Eppure… Nel momento in cui ho varcato i loro cancelli è successa una cosa fantastica, che è anche la reale magia dell’enoturismo italiano. Mi è bastato vedere gli occhi di nonna Gemma e di Marina che ci aspettavano e ascoltare la passione di Marco e Simone mentre raccontavano i loro progetti futuri, per stravolgere completamente il mio umore, tanto da farmi commuovere.
Ho trovato nei loro sguardi l’essenza del successo dell’enoturismo. Sguardi che raramente ho incrociato in centinaia di visite nelle cantine del mondo. In quel momento ho capito che l’accoglienza delle cantine italiane non è replicabile in nessun’altra parte del mondo, ed è questo il campionato in cui l’Italia deve giocare.
Gli ingredienti dell’enoturismo italiano
Gli ingredienti dell’enoturismo italiano sono ingredienti non tangibili, frutto di un qualcosa che va oltre il tipo di esperienze proposte, il vino o il cibo. Non ha neanche a che vedere con le sole persone. Si tratta di qualcosa di più, un mix di cultura, empatia, semplicità presenti solo qui. La capacità di trasmettere la passione che mettiamo in ciò che facciamo. Non esiste competitor che tenga se siamo consapevoli di quello che abbiamo, ma il punto è proprio questo: le aziende del vino italiane sono le prime a non credere in loro stesse.
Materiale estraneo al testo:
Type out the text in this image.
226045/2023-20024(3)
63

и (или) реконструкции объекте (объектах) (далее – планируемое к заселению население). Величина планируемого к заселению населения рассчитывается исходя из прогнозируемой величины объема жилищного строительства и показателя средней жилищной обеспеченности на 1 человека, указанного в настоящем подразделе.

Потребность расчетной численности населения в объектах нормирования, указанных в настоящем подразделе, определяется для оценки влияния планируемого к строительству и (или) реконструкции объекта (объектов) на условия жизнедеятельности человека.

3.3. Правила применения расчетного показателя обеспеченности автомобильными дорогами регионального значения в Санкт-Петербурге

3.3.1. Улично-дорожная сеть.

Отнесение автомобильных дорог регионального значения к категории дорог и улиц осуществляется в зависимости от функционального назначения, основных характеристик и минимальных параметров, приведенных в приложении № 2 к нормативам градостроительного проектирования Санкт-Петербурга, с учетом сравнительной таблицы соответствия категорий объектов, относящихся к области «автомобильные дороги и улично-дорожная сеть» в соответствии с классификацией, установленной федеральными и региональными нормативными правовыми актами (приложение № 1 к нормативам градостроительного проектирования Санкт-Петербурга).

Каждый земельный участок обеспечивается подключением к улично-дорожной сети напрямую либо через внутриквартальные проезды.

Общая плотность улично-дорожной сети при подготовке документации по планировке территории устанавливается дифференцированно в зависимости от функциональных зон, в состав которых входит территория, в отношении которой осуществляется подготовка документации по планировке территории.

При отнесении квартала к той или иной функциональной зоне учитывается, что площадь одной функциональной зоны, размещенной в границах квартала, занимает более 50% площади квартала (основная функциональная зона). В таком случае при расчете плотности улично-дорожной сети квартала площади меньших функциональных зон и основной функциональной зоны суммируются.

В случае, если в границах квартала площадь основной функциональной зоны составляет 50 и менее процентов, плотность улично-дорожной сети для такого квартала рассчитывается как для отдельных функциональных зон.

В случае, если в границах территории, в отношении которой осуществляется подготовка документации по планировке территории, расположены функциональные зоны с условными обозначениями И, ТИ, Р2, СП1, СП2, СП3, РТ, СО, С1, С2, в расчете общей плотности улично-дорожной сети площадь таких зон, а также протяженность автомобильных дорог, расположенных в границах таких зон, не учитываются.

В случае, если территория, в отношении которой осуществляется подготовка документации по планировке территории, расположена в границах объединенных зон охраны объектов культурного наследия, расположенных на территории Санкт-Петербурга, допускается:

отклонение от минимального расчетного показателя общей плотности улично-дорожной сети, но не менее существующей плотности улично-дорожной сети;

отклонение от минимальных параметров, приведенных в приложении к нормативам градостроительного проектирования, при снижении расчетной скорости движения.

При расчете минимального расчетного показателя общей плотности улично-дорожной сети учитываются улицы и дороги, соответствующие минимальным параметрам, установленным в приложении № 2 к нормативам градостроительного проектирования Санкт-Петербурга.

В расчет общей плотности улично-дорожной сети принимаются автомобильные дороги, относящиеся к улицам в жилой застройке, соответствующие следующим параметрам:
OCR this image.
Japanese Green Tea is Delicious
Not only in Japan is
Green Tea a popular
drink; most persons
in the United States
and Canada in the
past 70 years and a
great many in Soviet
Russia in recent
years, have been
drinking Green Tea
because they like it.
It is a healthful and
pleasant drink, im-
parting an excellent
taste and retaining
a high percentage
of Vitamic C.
Quando diciamo che l’Italia è indietro è vero, ma questo è solo perché forse, fino ad oggi, non abbiamo mai voluto realmente metterci in gioco. Ci nascondiamo dietro a piagnistei come: “Sono in una zona poco vocata”, o: “I miei vini non sono all’altezza”.
All’enoturismo italiano manca l’austostima, che deriva dalla consapevolezza di aver tutto e di doverlo solo mettere in ordine.
La verità, infatti, è che visitare una cantina italiana è a prescindere tutt’altra esperienza, e gli stranieri lo sanno meglio di chiunque altro. Ve lo confermiamo anche noi, che, anche dopo aver testato l’accoglienza di centinaia di aziende nelle mete vitivinicole più rinomate del mondo, quando torniamo in Italia rimaniamo sempre affascinati.
Gli ingredienti ci sono; basta solo continuare a crederci, aver fiducia in noi stessi e sapere mettere a terra i passi giusti, uno dopo l’altro.